Zola charges a 2.7 percent fee when a wedding guest gives cash. Couples can choose to pass on the fee to their guests or pay themselves. The company’s main revenue source is the cut it receives from the brands and companies whose products and activity packages it sells. Zola takes a fee of around 20 percent for activities and as much as 40 percent for product sales.

Ma says 55 percent of Zola couples do not sign up for any other registries. The remaining 45 percent often do so to provide an option for family members who would rather pick out a gift in a physical store.

Traditional registries from brick-and-mortar retailers pose a challenge, but you could imagine young couples who grew up attached to their smartphones thinking these registries feel completely outdated.

Amazon also offers a registry service, which gives couples a huge product catalogue to choose from. But Zola’s trifecta of product selection, activity packages and cash options has helped it carve out its own space in the category.

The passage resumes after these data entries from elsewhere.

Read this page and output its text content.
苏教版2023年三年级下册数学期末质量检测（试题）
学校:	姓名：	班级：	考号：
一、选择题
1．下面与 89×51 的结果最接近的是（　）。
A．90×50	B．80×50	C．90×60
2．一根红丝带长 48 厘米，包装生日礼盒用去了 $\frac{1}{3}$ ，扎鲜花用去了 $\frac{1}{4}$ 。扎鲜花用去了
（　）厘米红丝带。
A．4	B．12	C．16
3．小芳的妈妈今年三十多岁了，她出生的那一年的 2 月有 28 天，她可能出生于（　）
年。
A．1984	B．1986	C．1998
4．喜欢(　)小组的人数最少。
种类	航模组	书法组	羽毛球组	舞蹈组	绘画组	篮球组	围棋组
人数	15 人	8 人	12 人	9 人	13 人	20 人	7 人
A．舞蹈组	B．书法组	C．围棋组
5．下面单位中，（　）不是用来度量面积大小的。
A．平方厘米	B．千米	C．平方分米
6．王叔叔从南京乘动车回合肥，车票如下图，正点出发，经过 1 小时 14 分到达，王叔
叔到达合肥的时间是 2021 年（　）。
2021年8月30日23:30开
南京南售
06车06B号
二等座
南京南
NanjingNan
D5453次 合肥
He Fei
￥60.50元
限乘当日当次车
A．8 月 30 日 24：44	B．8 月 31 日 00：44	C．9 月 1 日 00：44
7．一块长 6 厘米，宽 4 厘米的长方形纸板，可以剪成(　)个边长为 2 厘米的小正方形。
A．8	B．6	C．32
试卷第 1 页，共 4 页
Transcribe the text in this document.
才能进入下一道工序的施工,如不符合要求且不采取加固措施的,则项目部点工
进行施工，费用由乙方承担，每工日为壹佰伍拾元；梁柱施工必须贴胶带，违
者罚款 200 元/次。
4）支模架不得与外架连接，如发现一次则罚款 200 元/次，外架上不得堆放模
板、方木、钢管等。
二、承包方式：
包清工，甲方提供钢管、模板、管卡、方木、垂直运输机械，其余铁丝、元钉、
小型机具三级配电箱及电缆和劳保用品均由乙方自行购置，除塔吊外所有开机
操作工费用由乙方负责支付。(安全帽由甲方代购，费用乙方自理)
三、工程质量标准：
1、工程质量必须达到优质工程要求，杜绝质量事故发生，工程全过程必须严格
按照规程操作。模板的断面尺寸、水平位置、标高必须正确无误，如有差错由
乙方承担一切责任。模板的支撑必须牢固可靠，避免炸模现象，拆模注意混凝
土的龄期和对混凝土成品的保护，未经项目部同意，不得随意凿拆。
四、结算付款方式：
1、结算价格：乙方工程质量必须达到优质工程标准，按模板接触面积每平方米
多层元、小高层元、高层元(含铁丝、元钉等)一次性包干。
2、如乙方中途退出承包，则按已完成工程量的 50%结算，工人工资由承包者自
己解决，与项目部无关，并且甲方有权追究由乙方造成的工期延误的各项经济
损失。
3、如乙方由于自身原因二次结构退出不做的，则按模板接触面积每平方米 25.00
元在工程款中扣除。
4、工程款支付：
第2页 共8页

The company has raised a little more than $6 million from Thrive Capital and Ryan. Its last round — which closed in the fall — totaled $2.6 million, which was less than its previous round. That’s not common for a startup with traction, so I asked Ma for the backstory. She said the company was working toward profitability this year, and didn’t want to take on more cash than it needed.

“The beauty of our business is that it is not as capital-intensive as many others,” she said in a follow-up email. The vast majority — about 99 percent — of the items Zola sells are shipped to a couple from the manufacturer. As a result, Zola stores very little inventory.

“We believe we will be one of the fastest startups to reach profitability with significant revenue,” Ma continued. “That is one goal we think is worth striving for.”